Chatbots Are the Keys to Saving Money and Improving UX

Apr 09, 2019

By 2025, the global chatbot market is projected to reach $1.25 billion, according to a report by Grand View Research. The industry is expected to thrive as more businesses realize chatbots help significantly reduce operating costs.

This is why it is no surprise that chatbots have nestled into most sectors, including retail, healthcare, and even banking. Research show it will really pay off for banks.

The operational cost savings from using chatbots in banking will reach $7.3 billion globally by 2023, up from an estimated $209 million in 2019, according to a new study by Juniper Research. Chatbots also are expected to save banks 862 million hours, equivalent to nearly half a million working years, in 2023. According to Juniper’s “AI in Fintech: Roboadvisors, Lending, Insurtech & Regtech 2019-2023, chatbots help them save time and money by resolving customer queries in a fully automated way.

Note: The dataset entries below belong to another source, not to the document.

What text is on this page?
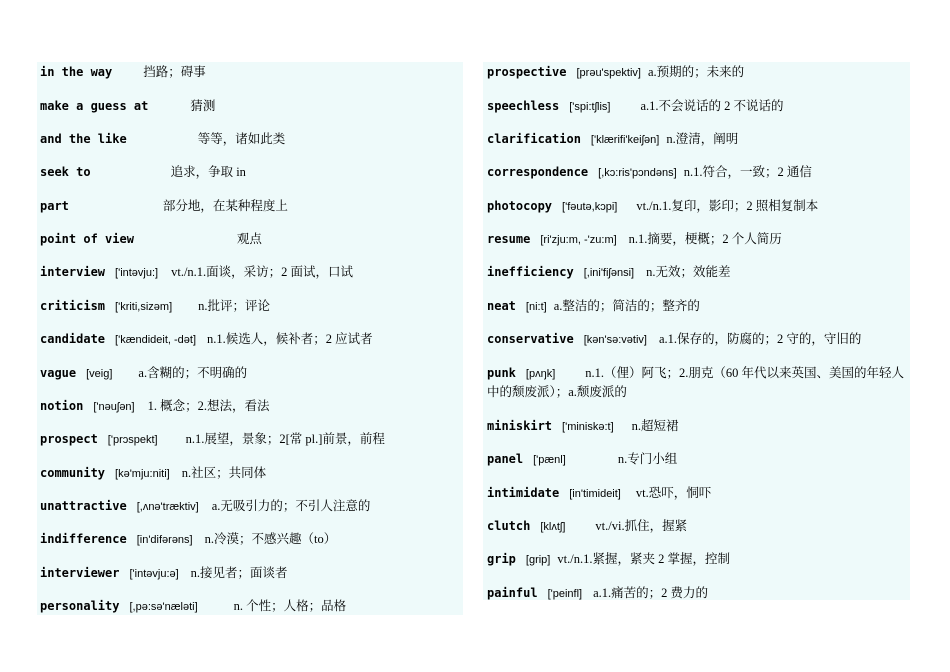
in the way 挡路；碍事
make a guess at	猜测
and the like	等等，诸如此类
seek to	追求，争取 in
part	部分地，在某种程度上
point of view	观点
interview ['intəvju:] vt./n.1.面谈，采访；2 面试，口试
criticism ['kriti,sizəm] n.批评；评论
candidate ['kændideit, -dət] n.1.候选人，候补者；2 应试者
vague [veig] a.含糊的；不明确的
notion ['nəuʃən] 1. 概念；2.想法，看法
prospect ['prɔspekt] n.1.展望，景象；2[常 pl.]前景，前程
community [kə'mju:niti] n.社区；共同体
unattractive [,ʌnə'træktiv] a.无吸引力的；不引人注意的
indifference [in'difərəns] n.冷漠；不感兴趣（to）
interviewer ['intəvju:ə] n.接见者；面谈者
personality [,pə:sə'næləti]	n. 个性；人格；品格
prospective [prəu'spektiv] a.预期的；未来的
speechless ['spi:tʃlis] a.1.不会说话的 2 不说话的
clarification ['klærifi'keiʃən] n.澄清，阐明
correspondence [,kɔ:ris'pɔndəns] n.1.符合，一致；2 通信
photocopy ['fəutə,kɔpi] vt./n.1.复印，影印；2 照相复制本
resume [ri'zju:m, -'zu:m] n.1.摘要，梗概；2 个人简历
inefficiency [,ini'fiʃənsi] n.无效；效能差
neat [ni:t] a.整洁的；简洁的；整齐的
conservative [kən'sə:vətiv] a.1.保存的，防腐的；2 守的，守旧的
punk [pʌŋk] n.1.（俚）阿飞；2.朋克（60 年代以来英国、美国的年轻人中的颓废派）；a.颓废派的
miniskirt ['miniskə:t] n.超短裙
panel ['pænl]	n.专门小组
intimidate [in'timideit] vt.恐吓，恫吓
clutch [klʌtʃ] vt./vi.抓住，握紧
grip [grip] vt./n.1.紧握，紧夹 2 掌握，控制
painful ['peinfl] a.1.痛苦的；2 费力的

As artificial intelligence (AI) and machine learning technologies evolve, chatbot features will be enhanced, eventually boosting their demand in the market. Since the technology can enhance user experience and save businesses money, chatbots of clearer path to mainstream adoption than ever before.

What Are Chatbots?

A chatbot is an interactive application created to interact with humans through textual conversations through messaging services, such as Facebook Messenger or Whatsapp. Many times, chatbots are created using artificial intelligence (AI) technology, but they also can be created using a set of rules.

Chatbots rely on natural-language processing to understand and respond to human demands and commands. Also, their abilities to understand human speech and respond intelligently continue to get better.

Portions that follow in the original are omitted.